Bir insanın hayatta sabırla katlandığı, suçluluğunu fark ettiği tek şey pişmanlıktır. Diyelim ki parmağına bir çekiçle vurmuş ve küfretmek yerine, gözlerinde yaşlarla: "Ve tapu bana, günahlarım için tüm parmakları dövmem gerek." Ana şey bir üfürüm değil, alçakgönüllülük.
Genellikle bir kişi tapınağa gelir ve dikkat edilmeyen saçmalıkları “dökür”: Çarşamba günü süt içti, bir sinek dövdü, Pazar günü çalıştı, vb, ama bir nedenden dolayı ailesini umursamadığını unutuyor. ihtiyacı olanlara yardım etmez ve meslektaşlarını kıskanır. Süreç, vicdan azabı duymadan günahların banal bir listesine dönüşür.
Gerçek itiraflar hayatta 1-2 kat daha fazladır. Gerçekten tövbe eden bir kişi merhamete neden olur. Rahip önünde dururken ağlıyor, göğsünden atıyor, kelimeleri zor telaffuz ediyor. Genellikle böyle bir itiraf ertelenir, ancak ruh temizlenir. Tabii ki, her seferinde böyle pişman olmak imkansız. Örneğin, Puşkin A.S. ölümde itiraf etmek istedi ve hayrete rahip onu terk ederek, ölümünden önce böyle bir itirafta bulunmak isteyeceğini itiraf etti.
İtiraf tövbenin yerini alamaz. Bu, tövbenin sadece ayrılmaz bir parçasıdır ve en önemlisi değildir. İtiraf etmek tövbe etmek anlamına gelmez. Bu terim anlatmak veya açmak anlamına gelir. Böylece, insanlar günahları hakkında yakın arkadaşlarına ve akrabalarına konuşabilirler, ancak pişmanlık olmayacaktır.
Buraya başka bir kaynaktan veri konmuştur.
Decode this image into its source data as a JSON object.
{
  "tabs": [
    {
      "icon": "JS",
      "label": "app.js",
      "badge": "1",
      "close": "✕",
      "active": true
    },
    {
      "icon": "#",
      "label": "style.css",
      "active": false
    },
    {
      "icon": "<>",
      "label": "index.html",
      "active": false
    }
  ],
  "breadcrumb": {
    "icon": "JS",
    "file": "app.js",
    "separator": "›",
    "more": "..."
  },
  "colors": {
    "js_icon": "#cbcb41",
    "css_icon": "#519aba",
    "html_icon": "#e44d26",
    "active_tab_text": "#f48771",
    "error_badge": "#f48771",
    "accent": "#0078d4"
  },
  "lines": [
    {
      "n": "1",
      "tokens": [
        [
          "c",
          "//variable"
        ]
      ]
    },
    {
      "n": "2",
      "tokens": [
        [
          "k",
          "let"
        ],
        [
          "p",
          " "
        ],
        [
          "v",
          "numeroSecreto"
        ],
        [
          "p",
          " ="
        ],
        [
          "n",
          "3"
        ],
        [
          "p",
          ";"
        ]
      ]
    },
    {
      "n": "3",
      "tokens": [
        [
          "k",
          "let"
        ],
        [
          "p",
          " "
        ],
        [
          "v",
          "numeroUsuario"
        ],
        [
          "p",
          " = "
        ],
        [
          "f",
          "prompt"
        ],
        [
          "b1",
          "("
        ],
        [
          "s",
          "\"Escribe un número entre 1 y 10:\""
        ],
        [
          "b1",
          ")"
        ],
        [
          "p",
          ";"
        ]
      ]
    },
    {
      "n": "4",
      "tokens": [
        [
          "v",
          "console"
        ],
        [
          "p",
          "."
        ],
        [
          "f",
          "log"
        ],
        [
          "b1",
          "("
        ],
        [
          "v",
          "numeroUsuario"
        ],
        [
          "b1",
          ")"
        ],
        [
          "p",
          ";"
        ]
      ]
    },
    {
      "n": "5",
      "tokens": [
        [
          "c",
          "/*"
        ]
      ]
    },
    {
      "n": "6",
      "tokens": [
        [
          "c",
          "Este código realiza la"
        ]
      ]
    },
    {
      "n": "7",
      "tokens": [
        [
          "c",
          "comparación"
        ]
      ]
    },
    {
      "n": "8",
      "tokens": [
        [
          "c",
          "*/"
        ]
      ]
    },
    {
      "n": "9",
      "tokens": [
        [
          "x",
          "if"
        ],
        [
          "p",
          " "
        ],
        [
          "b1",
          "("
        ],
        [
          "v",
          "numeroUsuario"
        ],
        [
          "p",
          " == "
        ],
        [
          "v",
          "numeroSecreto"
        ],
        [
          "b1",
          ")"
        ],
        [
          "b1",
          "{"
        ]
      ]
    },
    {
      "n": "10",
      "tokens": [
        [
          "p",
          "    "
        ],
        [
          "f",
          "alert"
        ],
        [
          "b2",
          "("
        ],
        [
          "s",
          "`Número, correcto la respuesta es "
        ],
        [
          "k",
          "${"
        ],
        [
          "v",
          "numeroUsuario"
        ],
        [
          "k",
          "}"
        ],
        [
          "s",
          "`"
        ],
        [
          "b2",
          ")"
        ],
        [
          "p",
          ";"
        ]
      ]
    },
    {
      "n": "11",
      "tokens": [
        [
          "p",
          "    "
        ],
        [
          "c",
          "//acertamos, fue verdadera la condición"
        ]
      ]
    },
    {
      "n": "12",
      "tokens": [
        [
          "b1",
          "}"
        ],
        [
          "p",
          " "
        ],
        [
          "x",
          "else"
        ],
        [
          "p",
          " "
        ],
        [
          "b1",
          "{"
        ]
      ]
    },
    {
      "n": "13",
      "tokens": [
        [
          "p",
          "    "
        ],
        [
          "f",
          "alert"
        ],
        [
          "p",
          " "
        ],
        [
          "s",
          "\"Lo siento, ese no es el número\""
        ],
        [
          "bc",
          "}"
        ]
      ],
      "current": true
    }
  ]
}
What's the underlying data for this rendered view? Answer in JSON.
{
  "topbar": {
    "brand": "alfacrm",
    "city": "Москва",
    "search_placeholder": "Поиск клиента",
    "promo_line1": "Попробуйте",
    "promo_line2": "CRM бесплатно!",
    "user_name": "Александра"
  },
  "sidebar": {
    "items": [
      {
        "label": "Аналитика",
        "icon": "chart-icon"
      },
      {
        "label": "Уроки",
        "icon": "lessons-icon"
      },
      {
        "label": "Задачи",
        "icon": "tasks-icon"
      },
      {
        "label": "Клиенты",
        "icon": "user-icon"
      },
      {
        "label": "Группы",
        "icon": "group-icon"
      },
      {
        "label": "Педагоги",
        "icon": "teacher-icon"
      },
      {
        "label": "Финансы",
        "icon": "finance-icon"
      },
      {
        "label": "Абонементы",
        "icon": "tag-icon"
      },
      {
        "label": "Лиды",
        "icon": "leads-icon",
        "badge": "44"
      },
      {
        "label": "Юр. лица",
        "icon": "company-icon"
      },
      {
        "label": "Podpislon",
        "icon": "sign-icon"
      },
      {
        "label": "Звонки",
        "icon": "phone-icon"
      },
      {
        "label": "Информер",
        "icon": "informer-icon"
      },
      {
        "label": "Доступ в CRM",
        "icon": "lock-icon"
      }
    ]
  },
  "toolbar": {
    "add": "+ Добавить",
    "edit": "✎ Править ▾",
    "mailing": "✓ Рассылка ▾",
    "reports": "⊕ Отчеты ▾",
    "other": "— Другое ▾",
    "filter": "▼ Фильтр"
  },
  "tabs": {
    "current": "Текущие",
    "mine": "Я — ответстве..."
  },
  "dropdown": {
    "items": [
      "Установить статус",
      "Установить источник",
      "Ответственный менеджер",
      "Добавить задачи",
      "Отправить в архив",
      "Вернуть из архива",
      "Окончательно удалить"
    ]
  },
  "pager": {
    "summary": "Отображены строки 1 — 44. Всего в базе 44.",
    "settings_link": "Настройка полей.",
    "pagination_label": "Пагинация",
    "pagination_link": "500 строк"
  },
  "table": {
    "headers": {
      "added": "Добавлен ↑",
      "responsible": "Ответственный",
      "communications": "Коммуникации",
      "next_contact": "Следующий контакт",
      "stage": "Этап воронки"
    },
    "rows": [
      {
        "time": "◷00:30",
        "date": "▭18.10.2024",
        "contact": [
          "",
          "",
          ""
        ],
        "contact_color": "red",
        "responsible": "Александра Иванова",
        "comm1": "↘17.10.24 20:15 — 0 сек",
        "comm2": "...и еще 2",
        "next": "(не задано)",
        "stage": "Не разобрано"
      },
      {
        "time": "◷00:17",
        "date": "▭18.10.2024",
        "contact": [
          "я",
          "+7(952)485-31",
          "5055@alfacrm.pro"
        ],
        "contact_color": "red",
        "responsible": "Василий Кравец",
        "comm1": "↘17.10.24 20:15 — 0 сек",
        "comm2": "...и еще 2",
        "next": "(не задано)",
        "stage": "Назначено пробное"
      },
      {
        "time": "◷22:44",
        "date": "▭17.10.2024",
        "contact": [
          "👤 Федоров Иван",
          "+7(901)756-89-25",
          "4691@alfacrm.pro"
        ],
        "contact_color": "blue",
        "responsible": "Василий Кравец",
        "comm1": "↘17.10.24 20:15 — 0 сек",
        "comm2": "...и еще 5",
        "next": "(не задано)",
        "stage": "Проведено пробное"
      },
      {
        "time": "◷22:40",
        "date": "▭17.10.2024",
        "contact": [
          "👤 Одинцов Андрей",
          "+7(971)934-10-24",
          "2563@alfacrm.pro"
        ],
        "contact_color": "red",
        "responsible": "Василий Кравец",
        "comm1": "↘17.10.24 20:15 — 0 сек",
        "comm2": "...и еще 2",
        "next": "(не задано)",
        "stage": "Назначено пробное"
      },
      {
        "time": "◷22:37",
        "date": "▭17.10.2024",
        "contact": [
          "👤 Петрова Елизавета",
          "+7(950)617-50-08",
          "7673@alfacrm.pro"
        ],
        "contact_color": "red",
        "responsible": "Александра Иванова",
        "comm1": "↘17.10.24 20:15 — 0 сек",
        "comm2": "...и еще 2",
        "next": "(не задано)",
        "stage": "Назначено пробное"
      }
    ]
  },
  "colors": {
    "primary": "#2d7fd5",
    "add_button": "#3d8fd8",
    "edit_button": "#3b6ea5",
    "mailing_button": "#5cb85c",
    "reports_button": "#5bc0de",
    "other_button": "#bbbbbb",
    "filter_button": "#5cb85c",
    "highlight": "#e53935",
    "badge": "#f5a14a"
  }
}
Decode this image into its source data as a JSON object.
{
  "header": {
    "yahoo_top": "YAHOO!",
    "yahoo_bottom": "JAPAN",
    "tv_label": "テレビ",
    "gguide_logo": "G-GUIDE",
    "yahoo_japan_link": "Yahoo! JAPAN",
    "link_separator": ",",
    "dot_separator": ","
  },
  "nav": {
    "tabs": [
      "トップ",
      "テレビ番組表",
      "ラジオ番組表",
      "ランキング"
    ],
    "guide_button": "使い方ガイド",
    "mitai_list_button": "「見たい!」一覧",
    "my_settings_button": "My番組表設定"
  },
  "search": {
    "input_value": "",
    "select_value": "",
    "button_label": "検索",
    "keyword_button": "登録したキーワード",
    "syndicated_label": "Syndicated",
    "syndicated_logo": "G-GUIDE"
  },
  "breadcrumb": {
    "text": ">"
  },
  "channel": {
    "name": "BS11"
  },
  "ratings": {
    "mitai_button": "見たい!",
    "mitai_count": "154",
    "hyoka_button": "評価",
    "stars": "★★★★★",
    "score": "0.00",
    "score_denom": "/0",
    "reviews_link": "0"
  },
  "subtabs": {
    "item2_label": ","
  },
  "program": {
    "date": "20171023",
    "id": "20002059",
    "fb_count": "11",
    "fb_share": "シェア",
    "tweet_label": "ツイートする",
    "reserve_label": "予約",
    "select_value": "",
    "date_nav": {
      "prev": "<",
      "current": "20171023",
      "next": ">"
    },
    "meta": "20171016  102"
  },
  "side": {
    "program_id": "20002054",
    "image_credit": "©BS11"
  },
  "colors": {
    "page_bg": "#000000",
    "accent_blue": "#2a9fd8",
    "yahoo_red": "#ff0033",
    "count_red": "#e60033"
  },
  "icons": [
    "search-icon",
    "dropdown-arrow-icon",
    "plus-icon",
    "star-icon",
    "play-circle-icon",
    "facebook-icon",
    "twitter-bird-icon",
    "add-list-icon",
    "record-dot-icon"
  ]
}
Tövbe ruhta ciddi bir devrimdir. Bu, yaşamı değiştirme ve eski yola geri dönme arzusudur. Kaçımız bunu yapabilir? Müminlerin haftalık bazda itiraf etmeleri ve hayatlarında yanlış bir şey olduğunu düşündükleri şeyleri listelemeleri gerekmiyor ve her rahip böyle bir kişiyi akıl edemez.